Comment permalink

Reading Woes

Judging Reading Readiness

Kids learn to read at different ages and in different ways. My eldest was pretty much a self taught reader, figuring it out on his own around three. My youngest, though, was struggling to make sence of the simplest word until just this week. Philosophies on when kids should start reading vary widely. Some think younger is better, while others think older kids catch on much more quickly so they choose to delay reading. For example, the Waldorf education model believes a child is ready to read around seven, or when they lose their first tooth.

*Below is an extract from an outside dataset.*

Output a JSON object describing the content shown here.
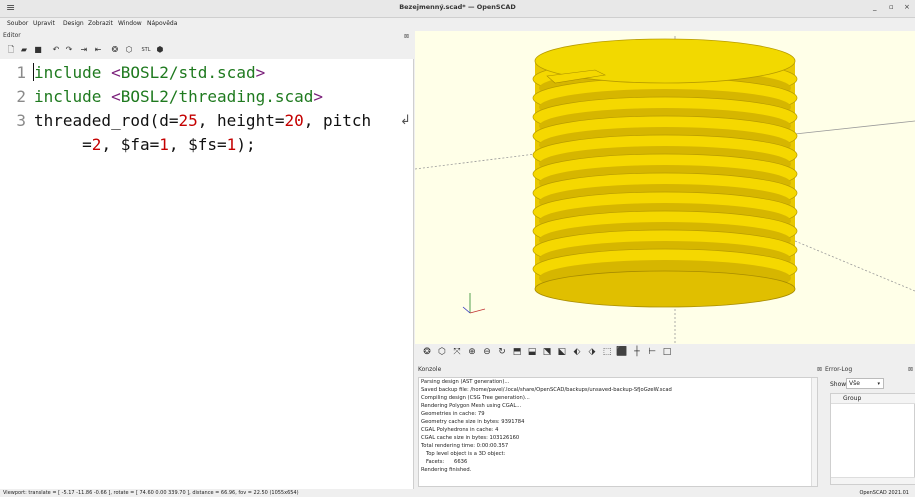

We struggled with phonics all through kindergarten and first grade. Numbers came easily to him, and he often caught on mathematical concepts well beyond his age level. I ended up switching him to a gifted math curriculum, although it was tedious for me when there were simple word problems because I had to read them to him. Towards the end of 1st grade, he was finally able to recite his alphabet and he could give the letter and vowel sounds with no issues. He could, if given time, sound out simple CVC words, like cat. He was well behind his age peers.


Over the summer, something changed. He fully blossomed into his seventh year. His vocabulary doubled, then tripled. He hadn't cared about reading before, but was now becoming frustrated by his lack of ability. There were electronics manuals he wanted to read and he wanted to read them now, not when his dad or I had a chance to read them to him.


I pulled out some Dolch word lists, also known as sight words, and we began to drill on them. Somehow, memorizing 220 words to read upon sight gave him confidence. He may not be able to read a sentence, but he could at least pick out a handful of words on a page. We eased back into school a few weeks ago. I introduced him to phonemes, or blends, such as -est and bl-. In four short weeks he was able to read a simple book. He took a placement test and for the first time ever he was at the correct age/grade level with his reading skills.


I'm not sure what the magic bullet was. My guess is it was a bit of persistence, motivation, maturity, and a combination of the whole word and phonics approach that finally made my boy a reader.